Ah, you're talking about mixed OpenACC parallel/kernels codes -- I
understood the earlier discussion to apply to parallel-only codes, where
the "avoid offloading" flag will never be set.  In mixed parallel/kernels
code with one un-parallelized kernels construct, offloading would also
(have to be) disabled for the parallel constructs (for the same data
consistency reasons explained before).  The majority of codes I've seen
use either parallel or kernels constructs, typically not both.

> > As I've said before,
> > profiling the execution times of several real-world codes has shown that
> > under the assumtion that parloops fails to parallelize one kernel (one
> > out of possibly many), this one kernel has always been a "hot spot", and
> > avoiding offloading in this case has always helped prevent performance
> > degradation below host-fallback performance.
> 
> IMO a warning for the specific kernel that's problematic would be better 

That's something Tom suggested,
<http://news.gmane.org/find-root.php?message_id=%3C569D2059.4010105%40mentor.com%3E>,
and which motivated my patch, in going one step further:

> so that users can selectively apply -fopenacc to files where it is 
> profitable.

This puts it into the hands of the user to selectively mark kernels
constructs as suitable for GCC's current parloops processing (for
example, by disabling OpenACC/offloading on a per-file basis) -- which is
something we wanted to avoid, given the idea that in the future, GCC will
improve, and will be able to handle kernels constructs better, and the
user would then have to re-visit/un-do their earlier changes with each
GCC release, instead of just recompiling their code.

> > It's of course unfortunate that we have to disable our offloading
> > machinery for a lot of codes using OpenACC kernels, but given the current
> > state of OpenACC kernels parallelization analysis (parloops), doing so is
> > still profitable for a user, compared to regressed performance with
> > single-threaded offloaded execution.
> 
> How often does this occur on real-world code?

Quite a lot for code using the kernels construct, as discussed before,
given that parloops fails to handle a lot of constructs in real-world
code.

> Will we end up supporting 
> OpenACC by not doing offloading at all in the usual case?
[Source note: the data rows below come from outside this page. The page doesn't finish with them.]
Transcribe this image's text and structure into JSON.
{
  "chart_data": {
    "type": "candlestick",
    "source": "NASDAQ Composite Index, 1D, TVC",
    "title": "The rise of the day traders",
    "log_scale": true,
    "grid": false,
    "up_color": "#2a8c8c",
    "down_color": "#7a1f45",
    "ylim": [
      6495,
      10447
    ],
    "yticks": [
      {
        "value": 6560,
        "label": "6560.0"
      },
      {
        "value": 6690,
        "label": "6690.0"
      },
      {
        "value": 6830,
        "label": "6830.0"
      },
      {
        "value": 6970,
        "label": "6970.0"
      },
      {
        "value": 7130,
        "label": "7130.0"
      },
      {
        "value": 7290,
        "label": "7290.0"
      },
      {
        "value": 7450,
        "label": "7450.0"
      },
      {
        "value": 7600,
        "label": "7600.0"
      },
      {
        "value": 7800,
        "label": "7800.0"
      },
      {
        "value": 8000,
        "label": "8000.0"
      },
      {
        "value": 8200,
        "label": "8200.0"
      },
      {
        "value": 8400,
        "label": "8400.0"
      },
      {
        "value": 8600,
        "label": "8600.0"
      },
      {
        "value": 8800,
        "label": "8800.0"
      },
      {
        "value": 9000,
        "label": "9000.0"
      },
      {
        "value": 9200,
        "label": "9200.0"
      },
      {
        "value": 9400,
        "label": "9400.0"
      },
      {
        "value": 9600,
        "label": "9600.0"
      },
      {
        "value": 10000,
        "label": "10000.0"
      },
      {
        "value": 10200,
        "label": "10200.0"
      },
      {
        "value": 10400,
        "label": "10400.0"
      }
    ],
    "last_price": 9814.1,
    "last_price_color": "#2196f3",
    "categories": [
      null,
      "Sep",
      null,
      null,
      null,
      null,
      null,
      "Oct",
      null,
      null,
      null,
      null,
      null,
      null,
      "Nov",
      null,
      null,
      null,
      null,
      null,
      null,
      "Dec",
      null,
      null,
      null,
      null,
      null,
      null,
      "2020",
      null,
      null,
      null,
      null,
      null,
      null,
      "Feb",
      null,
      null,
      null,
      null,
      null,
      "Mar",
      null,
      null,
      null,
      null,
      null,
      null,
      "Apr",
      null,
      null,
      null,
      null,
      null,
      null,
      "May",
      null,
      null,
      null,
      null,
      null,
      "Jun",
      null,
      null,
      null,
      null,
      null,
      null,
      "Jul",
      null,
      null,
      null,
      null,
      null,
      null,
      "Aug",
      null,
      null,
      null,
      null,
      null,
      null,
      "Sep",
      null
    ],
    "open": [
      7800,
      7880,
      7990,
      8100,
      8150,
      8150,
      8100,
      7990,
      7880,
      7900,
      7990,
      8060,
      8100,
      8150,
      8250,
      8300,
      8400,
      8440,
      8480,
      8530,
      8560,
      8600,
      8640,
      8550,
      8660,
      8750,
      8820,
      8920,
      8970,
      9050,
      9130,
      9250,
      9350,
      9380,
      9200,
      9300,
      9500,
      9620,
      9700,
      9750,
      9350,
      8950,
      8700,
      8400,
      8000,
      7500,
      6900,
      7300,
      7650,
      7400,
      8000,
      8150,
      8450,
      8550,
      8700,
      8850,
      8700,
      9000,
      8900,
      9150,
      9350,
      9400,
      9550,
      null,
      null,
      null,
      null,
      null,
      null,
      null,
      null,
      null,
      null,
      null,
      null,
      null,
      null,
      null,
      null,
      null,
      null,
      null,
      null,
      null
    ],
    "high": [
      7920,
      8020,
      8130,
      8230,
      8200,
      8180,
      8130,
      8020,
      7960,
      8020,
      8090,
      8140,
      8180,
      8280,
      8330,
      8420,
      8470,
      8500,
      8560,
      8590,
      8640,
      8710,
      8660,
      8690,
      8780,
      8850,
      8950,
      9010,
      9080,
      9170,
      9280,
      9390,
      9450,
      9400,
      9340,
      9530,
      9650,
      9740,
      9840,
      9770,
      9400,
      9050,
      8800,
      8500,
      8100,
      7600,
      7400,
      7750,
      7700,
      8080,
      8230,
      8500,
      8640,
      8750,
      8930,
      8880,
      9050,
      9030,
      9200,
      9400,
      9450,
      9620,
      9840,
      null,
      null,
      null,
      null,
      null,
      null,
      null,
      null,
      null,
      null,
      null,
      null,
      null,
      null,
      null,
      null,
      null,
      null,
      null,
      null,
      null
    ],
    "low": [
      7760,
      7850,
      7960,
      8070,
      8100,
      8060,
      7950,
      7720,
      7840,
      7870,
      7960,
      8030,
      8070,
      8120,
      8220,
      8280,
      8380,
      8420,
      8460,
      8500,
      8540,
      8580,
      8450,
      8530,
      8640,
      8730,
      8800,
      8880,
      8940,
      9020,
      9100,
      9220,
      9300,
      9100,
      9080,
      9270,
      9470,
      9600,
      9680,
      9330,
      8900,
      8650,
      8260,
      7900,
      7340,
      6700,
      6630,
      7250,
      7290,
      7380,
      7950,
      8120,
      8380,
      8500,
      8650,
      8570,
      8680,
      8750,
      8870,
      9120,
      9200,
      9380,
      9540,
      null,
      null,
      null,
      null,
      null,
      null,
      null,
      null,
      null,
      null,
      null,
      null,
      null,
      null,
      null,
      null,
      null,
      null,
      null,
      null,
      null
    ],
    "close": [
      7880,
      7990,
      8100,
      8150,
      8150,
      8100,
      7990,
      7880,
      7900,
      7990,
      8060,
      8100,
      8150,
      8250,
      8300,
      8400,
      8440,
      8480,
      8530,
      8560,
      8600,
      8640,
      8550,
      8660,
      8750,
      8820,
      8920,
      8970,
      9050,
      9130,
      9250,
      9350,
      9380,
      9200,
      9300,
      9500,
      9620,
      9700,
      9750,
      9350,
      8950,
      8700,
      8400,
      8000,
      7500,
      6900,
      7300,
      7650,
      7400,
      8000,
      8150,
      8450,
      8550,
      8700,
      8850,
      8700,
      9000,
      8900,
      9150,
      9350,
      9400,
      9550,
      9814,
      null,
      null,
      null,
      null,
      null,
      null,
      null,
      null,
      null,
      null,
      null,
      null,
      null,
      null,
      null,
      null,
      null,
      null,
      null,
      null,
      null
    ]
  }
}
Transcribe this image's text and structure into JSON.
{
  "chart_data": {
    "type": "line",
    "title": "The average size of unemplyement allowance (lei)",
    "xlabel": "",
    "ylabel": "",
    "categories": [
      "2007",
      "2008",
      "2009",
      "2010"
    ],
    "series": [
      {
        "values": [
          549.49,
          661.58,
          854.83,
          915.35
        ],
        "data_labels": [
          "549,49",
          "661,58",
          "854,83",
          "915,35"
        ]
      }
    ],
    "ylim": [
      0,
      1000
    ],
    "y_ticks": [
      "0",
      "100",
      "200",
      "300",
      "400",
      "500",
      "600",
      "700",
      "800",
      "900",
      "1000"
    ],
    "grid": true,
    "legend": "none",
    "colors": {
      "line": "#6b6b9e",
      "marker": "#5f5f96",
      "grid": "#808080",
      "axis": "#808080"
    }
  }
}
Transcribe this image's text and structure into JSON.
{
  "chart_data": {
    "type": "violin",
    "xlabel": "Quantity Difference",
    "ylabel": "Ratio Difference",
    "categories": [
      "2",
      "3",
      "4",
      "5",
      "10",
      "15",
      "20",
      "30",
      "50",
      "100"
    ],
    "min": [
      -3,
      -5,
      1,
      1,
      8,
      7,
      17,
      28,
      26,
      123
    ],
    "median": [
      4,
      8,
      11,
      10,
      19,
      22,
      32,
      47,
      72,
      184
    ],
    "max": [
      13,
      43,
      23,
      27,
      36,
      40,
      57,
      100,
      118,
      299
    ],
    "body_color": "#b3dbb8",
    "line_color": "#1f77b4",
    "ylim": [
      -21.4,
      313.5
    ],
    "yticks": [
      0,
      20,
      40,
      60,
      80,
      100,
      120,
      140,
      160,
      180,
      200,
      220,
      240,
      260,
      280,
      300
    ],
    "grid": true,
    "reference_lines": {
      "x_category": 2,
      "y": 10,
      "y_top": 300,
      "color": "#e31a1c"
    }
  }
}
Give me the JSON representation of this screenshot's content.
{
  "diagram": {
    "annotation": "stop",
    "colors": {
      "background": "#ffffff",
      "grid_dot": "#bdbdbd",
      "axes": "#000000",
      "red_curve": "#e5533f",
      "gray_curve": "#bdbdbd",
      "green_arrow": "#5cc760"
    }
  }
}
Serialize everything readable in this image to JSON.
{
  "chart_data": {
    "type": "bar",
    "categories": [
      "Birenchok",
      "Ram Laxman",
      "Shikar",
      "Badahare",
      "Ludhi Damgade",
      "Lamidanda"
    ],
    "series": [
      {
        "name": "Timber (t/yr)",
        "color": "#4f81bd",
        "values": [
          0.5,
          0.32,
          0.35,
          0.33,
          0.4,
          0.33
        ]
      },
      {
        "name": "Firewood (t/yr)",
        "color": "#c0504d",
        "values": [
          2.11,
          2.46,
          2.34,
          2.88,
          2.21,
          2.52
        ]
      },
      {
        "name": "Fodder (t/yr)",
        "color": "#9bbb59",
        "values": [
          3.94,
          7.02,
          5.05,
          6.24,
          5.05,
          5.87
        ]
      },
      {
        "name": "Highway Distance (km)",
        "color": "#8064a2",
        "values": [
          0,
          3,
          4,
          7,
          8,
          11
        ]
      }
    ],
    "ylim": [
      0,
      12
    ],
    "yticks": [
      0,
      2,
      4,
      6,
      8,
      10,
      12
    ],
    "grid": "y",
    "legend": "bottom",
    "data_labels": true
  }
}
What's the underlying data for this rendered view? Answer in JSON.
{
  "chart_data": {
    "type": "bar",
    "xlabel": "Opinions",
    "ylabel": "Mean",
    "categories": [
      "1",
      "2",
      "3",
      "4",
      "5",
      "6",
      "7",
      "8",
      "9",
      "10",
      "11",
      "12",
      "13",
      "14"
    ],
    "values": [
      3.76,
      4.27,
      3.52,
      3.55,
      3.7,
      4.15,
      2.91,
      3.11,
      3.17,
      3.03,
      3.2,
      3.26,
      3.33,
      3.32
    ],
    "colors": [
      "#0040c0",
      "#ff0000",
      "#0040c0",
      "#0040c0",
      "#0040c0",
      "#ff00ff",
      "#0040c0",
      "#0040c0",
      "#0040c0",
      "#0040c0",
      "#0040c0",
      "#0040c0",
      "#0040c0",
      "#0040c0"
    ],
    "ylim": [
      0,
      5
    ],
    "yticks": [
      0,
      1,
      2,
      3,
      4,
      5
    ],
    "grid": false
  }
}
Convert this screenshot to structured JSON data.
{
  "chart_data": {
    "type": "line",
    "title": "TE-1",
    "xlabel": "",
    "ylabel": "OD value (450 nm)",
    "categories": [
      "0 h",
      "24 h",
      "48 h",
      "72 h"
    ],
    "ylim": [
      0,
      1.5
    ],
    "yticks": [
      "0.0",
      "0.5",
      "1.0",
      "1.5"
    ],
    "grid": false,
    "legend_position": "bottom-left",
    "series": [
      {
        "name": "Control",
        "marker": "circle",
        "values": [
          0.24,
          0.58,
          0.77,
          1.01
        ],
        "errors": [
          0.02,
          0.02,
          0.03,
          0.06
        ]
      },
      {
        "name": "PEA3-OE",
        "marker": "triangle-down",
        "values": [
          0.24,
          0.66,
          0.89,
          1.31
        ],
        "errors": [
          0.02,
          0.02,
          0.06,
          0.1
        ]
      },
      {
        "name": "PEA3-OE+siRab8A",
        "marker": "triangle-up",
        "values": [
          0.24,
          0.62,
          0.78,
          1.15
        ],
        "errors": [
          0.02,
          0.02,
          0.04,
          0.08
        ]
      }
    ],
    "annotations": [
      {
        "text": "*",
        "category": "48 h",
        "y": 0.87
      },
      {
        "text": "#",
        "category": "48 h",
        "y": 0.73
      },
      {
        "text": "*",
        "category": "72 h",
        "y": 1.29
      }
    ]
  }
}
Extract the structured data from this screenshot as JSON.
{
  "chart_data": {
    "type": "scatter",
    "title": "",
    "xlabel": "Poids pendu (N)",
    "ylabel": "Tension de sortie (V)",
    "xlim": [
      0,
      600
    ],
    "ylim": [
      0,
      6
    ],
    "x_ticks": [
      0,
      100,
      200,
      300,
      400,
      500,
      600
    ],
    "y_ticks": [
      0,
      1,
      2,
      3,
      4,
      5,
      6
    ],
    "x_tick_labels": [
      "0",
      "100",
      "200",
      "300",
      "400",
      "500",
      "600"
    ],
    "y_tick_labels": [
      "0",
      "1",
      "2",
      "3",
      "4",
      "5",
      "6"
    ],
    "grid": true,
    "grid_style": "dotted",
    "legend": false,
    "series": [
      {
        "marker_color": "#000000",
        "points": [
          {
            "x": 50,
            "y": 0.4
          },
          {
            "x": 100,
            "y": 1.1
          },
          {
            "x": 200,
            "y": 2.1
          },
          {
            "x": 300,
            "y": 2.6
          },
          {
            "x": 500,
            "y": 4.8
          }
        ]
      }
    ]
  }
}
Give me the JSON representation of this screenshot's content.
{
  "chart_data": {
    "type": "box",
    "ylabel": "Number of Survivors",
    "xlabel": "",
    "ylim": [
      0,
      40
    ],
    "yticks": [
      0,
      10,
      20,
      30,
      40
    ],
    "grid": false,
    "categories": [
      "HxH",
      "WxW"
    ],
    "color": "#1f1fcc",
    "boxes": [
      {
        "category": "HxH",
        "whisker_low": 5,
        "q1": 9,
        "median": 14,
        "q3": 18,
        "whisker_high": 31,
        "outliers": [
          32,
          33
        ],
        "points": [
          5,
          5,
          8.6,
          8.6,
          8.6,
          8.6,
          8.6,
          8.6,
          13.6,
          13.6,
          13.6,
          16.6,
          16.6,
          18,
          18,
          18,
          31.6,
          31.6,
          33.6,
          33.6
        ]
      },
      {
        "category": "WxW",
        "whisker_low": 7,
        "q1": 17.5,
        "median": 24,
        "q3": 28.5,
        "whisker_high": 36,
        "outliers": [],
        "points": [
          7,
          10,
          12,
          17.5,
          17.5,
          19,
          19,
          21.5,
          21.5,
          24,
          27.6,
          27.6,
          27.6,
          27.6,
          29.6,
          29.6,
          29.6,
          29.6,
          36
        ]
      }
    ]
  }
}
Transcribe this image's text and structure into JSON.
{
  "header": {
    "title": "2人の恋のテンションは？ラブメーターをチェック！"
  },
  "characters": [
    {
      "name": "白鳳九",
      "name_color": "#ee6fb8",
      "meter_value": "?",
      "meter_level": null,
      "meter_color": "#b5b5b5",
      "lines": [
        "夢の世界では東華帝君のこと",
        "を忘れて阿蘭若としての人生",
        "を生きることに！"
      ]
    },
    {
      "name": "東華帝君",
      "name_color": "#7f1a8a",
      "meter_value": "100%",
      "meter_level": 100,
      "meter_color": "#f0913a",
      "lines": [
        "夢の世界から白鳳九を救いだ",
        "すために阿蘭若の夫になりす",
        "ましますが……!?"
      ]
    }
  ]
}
This whole discussion does not at all apply to the body of OpenACC code
using the parallel instead of the kernels construct, which will be
parallelized/offloaded just fine.

> The way you 
> describe it, it sounds like we should recommend that -fopenacc not be 
> used in gcc-6 and restore the previous invoke.texi langauge that marks 
> it as experimental.

Huh?  Like, at random, discouraging users from using GCC's SIMD
vectorizer just because that one fails to vectorize some code that it
could/should vectorize?  (Of course, I'm well aware that GCC's SIMD
vectorizer is much more mature than the OpenACC kernels/parloops
handling; it's seen many more years of development.)

Certainly we should document that there is still a lot of room for
improvement in OpenACC kernels handling (just like it's the case for a
lot of other generic compiler optimizations) -- and we're doing exactly
that on <https://gcc.gnu.org/wiki/OpenACC>.  I don't follow how that
translates to discouraging use of -fopenacc however?